The only exception to this is if these types of batteries are used to power an electric scooter or wheelchair that is necessary for the passenger’s mobility. If the mobility device requires a spare battery, make sure you talk to the aircraft staff to ensure it is packaged properly to prevent leakage during air travel. The changing pressures that occur on an aircraft can be dangerous for these types of batteries.

Packing Battery Chargers

There are no rules about packing battery chargers. You can pack them in both your carry-on, your checked baggage, garment bag and packing cubes. Chargers do not create any risk. However, you should avoid placing non-rechargeable batteries in the charger. While packing in this manner would keep them from rolling around, this can create a hazard, even if the charger is not plugged into the outlet. Instead, keep batteries and chargers separate to avoid unwanted risk.

Packing Batteries Safely

In addition to the regulations about what batteries can and cannot be brought on an airline, the TSA and FAA have requirements and tips on how batteries must be carried to be safe. In general, batteries need to be protected from damage and short circuit. For some battery types, this means taping or capping the ends with a non-conductive material. The batteries also need to be stored so that they cannot come in contact with metal objects, such as coins, keys, or tools. They should be protected from contacting other batteries as well and should be stored so that they cannot roll around.

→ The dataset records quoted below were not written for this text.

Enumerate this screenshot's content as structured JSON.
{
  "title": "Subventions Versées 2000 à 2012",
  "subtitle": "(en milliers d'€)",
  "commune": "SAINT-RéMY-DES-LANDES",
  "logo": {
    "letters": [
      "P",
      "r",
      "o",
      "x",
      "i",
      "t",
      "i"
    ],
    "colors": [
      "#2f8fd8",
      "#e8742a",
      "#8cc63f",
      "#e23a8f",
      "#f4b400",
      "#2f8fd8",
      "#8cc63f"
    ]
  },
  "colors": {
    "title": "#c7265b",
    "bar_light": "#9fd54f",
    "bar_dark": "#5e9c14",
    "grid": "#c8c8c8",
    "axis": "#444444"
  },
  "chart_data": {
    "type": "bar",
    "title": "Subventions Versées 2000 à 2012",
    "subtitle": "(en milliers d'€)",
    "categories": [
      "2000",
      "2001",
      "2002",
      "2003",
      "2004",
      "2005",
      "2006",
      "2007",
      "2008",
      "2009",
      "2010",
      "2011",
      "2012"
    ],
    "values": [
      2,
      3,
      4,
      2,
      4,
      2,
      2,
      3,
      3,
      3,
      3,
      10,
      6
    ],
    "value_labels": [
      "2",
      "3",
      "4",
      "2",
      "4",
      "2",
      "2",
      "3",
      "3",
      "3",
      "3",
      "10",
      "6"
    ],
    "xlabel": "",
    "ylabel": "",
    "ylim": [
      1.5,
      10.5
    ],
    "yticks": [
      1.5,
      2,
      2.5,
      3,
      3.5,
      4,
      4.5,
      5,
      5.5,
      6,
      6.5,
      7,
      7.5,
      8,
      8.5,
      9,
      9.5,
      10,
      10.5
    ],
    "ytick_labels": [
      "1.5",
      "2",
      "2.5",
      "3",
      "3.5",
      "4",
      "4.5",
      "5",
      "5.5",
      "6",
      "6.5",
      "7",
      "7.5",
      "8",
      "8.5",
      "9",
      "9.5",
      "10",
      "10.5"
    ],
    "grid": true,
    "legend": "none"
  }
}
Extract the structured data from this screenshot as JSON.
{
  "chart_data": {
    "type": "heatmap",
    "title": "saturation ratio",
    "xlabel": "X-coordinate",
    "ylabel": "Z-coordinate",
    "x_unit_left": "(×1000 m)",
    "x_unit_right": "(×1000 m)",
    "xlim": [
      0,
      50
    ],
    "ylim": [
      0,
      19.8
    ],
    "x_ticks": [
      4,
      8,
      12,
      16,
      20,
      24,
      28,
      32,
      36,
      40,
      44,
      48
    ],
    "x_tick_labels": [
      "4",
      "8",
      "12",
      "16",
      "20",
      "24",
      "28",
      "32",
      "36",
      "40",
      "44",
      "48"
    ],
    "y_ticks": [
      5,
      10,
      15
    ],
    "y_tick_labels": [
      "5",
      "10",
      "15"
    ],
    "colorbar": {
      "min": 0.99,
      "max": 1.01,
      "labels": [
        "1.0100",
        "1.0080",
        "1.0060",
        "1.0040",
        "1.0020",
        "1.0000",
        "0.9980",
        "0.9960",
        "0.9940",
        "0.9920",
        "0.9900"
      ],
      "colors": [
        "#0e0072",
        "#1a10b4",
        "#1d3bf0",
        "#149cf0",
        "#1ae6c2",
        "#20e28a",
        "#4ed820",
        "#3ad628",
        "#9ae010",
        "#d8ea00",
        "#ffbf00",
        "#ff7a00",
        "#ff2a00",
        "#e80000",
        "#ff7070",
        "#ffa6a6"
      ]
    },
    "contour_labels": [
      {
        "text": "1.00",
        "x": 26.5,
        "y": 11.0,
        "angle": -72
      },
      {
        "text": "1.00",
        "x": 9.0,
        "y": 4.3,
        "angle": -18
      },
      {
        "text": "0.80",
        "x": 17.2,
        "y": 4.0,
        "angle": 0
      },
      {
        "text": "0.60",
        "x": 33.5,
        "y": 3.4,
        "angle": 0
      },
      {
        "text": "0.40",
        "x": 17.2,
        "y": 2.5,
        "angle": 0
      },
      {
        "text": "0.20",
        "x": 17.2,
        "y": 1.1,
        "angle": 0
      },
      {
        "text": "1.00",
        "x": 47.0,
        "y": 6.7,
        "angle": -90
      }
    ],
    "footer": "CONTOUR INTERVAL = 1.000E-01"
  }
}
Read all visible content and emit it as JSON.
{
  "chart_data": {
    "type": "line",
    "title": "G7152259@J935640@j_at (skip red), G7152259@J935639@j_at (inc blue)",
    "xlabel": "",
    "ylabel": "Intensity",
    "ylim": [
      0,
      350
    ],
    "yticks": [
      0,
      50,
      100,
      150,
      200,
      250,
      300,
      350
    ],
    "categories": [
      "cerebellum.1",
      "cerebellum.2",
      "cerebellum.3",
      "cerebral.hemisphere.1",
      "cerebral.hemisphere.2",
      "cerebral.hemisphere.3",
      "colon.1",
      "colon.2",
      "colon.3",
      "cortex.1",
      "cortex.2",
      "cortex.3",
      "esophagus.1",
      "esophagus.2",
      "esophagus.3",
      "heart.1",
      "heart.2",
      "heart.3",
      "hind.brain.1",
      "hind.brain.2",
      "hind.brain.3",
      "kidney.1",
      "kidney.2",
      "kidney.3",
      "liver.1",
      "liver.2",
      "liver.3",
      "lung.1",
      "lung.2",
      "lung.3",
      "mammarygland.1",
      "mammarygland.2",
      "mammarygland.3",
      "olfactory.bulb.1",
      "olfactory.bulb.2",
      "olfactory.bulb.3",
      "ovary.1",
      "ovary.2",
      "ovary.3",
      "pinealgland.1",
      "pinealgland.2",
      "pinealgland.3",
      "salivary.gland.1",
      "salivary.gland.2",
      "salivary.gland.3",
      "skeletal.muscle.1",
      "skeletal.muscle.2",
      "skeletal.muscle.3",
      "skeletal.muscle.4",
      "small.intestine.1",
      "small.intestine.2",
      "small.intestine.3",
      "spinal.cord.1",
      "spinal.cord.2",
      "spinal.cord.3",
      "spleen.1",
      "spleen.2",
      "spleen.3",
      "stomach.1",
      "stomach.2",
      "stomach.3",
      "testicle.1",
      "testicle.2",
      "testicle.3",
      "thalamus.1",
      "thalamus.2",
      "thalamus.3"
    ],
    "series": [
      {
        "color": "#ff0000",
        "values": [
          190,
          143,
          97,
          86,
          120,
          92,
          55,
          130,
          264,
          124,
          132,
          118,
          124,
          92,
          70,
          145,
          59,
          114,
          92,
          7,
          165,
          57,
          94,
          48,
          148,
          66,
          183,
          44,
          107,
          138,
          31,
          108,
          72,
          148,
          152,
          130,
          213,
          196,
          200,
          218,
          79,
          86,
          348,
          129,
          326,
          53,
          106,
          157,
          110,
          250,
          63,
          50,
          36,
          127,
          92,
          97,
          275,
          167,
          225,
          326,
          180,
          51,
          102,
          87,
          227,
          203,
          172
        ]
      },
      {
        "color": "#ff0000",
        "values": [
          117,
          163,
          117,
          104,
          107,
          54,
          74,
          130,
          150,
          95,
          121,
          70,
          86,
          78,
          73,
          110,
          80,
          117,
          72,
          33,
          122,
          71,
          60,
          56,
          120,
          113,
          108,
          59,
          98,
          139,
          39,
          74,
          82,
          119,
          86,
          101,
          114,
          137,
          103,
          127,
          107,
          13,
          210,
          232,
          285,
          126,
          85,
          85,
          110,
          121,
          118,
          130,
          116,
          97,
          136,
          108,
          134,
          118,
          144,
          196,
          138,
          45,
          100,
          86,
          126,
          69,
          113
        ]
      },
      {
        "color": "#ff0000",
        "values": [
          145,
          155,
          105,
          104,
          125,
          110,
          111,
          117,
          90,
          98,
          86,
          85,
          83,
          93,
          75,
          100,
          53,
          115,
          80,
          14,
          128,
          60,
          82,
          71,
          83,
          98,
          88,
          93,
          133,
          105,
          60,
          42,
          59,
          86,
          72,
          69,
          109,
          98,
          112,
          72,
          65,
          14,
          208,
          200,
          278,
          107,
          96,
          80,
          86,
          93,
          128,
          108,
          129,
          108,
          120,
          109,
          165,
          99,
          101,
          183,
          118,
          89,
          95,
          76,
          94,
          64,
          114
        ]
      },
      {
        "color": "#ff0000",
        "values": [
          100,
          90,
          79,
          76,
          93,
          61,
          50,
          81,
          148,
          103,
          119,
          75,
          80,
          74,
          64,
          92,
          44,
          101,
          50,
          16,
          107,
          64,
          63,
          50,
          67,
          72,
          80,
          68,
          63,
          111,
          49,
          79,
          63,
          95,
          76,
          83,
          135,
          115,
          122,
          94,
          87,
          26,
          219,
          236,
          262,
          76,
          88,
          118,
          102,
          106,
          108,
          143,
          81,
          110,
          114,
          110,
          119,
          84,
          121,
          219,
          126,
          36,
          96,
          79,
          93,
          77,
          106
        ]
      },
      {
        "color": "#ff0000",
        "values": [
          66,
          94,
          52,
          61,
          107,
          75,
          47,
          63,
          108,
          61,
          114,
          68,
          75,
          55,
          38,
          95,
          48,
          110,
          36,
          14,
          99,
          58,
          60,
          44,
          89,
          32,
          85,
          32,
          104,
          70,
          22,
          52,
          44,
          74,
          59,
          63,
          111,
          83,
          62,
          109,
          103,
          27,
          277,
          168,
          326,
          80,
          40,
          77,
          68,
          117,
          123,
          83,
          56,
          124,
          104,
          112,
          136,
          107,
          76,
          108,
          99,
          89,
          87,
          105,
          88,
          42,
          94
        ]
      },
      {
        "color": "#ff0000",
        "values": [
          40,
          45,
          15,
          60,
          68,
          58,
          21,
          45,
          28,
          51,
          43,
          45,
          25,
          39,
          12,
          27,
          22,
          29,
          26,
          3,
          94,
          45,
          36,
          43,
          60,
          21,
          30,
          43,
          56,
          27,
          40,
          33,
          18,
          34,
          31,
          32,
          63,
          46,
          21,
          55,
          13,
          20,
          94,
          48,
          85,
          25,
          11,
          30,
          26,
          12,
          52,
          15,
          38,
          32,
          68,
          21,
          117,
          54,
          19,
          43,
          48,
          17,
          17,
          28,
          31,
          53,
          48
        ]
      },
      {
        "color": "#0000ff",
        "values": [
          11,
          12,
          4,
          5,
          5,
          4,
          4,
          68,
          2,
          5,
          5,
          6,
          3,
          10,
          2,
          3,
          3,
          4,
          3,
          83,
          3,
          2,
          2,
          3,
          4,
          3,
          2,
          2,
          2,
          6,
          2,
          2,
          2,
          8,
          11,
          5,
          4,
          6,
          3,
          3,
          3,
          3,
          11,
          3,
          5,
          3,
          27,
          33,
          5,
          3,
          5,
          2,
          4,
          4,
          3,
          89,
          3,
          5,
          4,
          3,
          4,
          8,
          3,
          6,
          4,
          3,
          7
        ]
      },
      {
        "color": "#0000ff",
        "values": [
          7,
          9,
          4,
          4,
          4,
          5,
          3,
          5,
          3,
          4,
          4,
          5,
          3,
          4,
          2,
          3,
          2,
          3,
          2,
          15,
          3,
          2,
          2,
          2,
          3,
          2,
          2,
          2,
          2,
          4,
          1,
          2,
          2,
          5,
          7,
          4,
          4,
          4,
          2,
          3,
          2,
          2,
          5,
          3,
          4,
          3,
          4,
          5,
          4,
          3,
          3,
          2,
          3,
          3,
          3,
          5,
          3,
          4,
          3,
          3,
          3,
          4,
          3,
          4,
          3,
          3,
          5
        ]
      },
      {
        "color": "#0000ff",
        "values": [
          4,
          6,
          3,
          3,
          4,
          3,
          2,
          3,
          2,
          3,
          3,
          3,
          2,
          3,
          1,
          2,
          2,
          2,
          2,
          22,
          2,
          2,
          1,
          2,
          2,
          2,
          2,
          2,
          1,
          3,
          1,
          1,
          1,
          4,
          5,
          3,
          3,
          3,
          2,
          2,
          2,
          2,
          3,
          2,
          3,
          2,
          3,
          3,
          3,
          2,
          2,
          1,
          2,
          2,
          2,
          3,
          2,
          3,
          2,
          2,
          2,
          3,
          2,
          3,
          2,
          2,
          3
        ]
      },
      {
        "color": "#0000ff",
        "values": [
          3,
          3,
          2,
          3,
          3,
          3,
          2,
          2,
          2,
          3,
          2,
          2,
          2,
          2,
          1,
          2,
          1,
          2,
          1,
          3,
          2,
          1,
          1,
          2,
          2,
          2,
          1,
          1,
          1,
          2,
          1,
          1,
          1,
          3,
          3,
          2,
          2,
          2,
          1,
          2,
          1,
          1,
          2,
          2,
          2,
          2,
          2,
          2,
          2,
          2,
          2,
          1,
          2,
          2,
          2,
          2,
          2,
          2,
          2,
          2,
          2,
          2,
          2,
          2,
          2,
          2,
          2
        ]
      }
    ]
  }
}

If possible, spare batteries should be stored in original, unopened packaging. Another option is to pack the batteries in their own separate storage compartment or plastic bag, so they cannot come in contact with each other. Protecting the batteries from contact with metals and each other is important because creating a short circuit is one way in which batteries can start fires.

If you are packing battery-powered items in your checked baggage, make sure to pack them in such a way that they cannot be accidentally turned on while in flight. Not only should you power the device off, but you should also take the switch so that it remains in the “off” position, if possible. Also, don’t forget to brush up on the TSA liquids rule when packing.

What Happens If You Pack Batteries Incorrectly

So what happens if, in spite of your best efforts, you bring a battery that you shouldn’t bring or have too many batteries of a certain type in your carry-on baggage? For carry-ons, if you bring a prohibited type of battery, the TSA agent will stop you for a more detailed screening. You will likely be asked to throw out or leave behind the battery, and this can be a costly mistake with the high cost of some battery types.

In checked suitcases, if you try to check something that’s prohibited, the airline’s security professionals can and will go through your baggage. The item will be confiscated, but the rest of your belongings may be searched. It’s always better to avoid this by carefully considering the batteries you put inside your suitcases.

If in Doubt, Ask!

If you have specialty electronics or medical equipment that requires a special type of battery, ask before you fly. You can reach out to the TSA customer service to get the exact requirements for your battery type. The last thing you want to face is intense security screening or lose that costly battery, so be sure you are aware of the requirements, and how you can stay compliant before you fly.

No one wants to face unwanted delays or extra screening while traveling. Also, no one wants to travel without their electronics, and batteries are a necessity to power those electronics. Protect yourself from both scenarios by being conscientious about your batteries, what you bring and how you pack them.